On Wed, Sep 08, 2010 at 10:19:45AM +0200, Jaroslav Kysela wrote:
I understand the motivation to create a layer for phone or similar embedded devices which uses usually all streams from the one process.
But what about more concurrent processes? The state handling in the current implementation is per process, so another process just overwrite blindly the control values set by the first process.
You really need one single thing to own the physical audio device configuration, even on a desktop. On a desktop system that'd be PulseAudio normally since applications end up talking to PulseAudio rather than the hardware directly so only PulseAudio is actually directly concerned with the hardware setup. On an embedded system it'd quite frequently be PulseAudio as well but obviously it will differ on some systems.
Another question is how to handle collisions.
This is the core issue which forces some central thing owning the policy decisions on a system wide basis - something needs to take policy decisions about what's happening.
The focus for UCM is providing a model for thinking about configurations and the mechanics of applying them, which are the areas of the problem which are well understood and shared by all implementations.

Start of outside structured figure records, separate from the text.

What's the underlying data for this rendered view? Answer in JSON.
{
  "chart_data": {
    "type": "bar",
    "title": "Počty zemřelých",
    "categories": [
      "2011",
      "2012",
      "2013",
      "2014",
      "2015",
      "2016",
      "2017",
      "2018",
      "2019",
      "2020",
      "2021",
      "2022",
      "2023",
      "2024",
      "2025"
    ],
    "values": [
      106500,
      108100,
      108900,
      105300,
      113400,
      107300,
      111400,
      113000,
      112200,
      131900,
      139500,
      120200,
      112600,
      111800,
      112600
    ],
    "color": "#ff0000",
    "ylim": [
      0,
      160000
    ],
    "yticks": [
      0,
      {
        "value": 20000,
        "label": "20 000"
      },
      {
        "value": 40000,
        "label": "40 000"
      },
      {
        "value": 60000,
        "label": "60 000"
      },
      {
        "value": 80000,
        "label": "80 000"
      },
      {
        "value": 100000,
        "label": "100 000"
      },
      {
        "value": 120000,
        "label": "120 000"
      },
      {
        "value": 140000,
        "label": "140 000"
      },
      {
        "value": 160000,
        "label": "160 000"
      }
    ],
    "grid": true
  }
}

Mechanisms for actually deciding on what the policy is and dealing with contention for the hardware are very much open questions at the minute even on desktops so keeping the solutions in that area separate to the bits that are well understood allows flexibility in these more contentious areas.
Again, assuming that there's a substantial difference between embedded and desktop systems isn't really reflecting the reality of actual systems these days - they're all on a continuum and in many cases the standardisation of hardware in desktop systems means they will be more simple rather than less simple than embedded systems.